Now, the diagonals are ${{d}_{1}}=3\hat{i}+4\hat{j}-12\hat{k}$ and ${{d}_{2}}=8\hat{i}-6\hat{j}$.
Therefore, we will find the lengths of the diagonals.
$\begin{align}
  & \Rightarrow \left| {{d}_{1}} \right|=\sqrt{{{3}^{2}}+{{4}^{2}}+{{12}^{2}}} \\
 & \Rightarrow \left| {{d}_{1}} \right|=\sqrt{169} \\
 & \Rightarrow \left| {{d}_{1}} \right|=13 \\
 & \Rightarrow \left| {{d}_{2}} \right|=\sqrt{{{8}^{2}}+{{6}^{2}}} \\
 & \Rightarrow \left| {{d}_{2}} \right|=\sqrt{100} \\
 & \Rightarrow \left| {{d}_{2}} \right|=10 \\
\end{align}$
Thus, BD is 10 units and AC is 13 units.
Therefore, CO will be $\dfrac{13}{2}$ units.
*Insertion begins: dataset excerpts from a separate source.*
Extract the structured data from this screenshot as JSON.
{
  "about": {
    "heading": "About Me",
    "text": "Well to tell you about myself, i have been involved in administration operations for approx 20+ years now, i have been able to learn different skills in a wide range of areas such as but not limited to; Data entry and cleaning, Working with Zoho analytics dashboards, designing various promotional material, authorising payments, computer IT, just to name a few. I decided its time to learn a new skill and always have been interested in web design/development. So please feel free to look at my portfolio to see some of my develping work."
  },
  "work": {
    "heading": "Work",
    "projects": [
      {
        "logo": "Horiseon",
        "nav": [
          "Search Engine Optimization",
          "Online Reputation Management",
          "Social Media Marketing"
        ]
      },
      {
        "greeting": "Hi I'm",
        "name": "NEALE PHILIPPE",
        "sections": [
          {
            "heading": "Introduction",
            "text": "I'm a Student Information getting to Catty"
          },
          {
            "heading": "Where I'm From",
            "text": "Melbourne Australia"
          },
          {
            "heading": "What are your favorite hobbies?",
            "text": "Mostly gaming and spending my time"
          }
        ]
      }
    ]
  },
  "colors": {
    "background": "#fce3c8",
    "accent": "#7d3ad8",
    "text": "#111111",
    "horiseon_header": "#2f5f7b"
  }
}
Now, to find $\theta $, we will use the relation of the dot product of two vectors.
Dot product of any two vectors ${{r}_{1}}=a\hat{i}+b\hat{j}+c\hat{k}$ and ${{r}_{2}}=p\hat{i}+q\hat{j}+r\hat{k}$ is represented as ${{r}_{1}}.{{r}_{2}}$ and its value is ${{r}_{1}}.{{r}_{2}}=ap+bq+cr$. It is a scalar quantity. Moreover, it is defined as ${{r}_{1}}.{{r}_{2}}=\left| {{r}_{1}} \right|\left| {{r}_{2}} \right|\cos \theta $, where $\theta $ is the angle between two vectors.
$\begin{align}
  & \Rightarrow {{d}_{1}}.{{d}_{2}}=\left| {{d}_{1}} \right|\left| {{d}_{2}} \right|\cos \theta \\
 & \Rightarrow \cos \theta =\dfrac{3\left( 8 \right)-4\left( 6 \right)}{10\left( 13 \right)} \\
 & \Rightarrow \cos \theta =0 \\
 & \Rightarrow \theta =\dfrac{\pi }{2} \\
\end{align}$
If the angle between the diagonals is $\dfrac{\pi }{2}$, this means CO and CE are the same line and half of the diagonal AC.
Thus, the area of the triangle BCD is $\dfrac{1}{2}\left( BD \right)\left( CO \right)$.
$\begin{align}
  & \Rightarrow A=\dfrac{1}{2}\left( 10 \right)\left( \dfrac{13}{2} \right) \\
 & \Rightarrow A=\dfrac{130}{4} \\
 & \Rightarrow A=\dfrac{65}{2} \\
\end{align}$
Area of the parallelogram is twice that of the triangle.
Thus, the area of parallelogram is 65 sq units.

So, the correct answer is “Option A”.

Note: The figure thus formed with diagonals of different length at right angle will be rectangle. Area of a triangle can be directly remembered as $\dfrac{1}{2}{{d}_{1}}{{d}_{2}}$.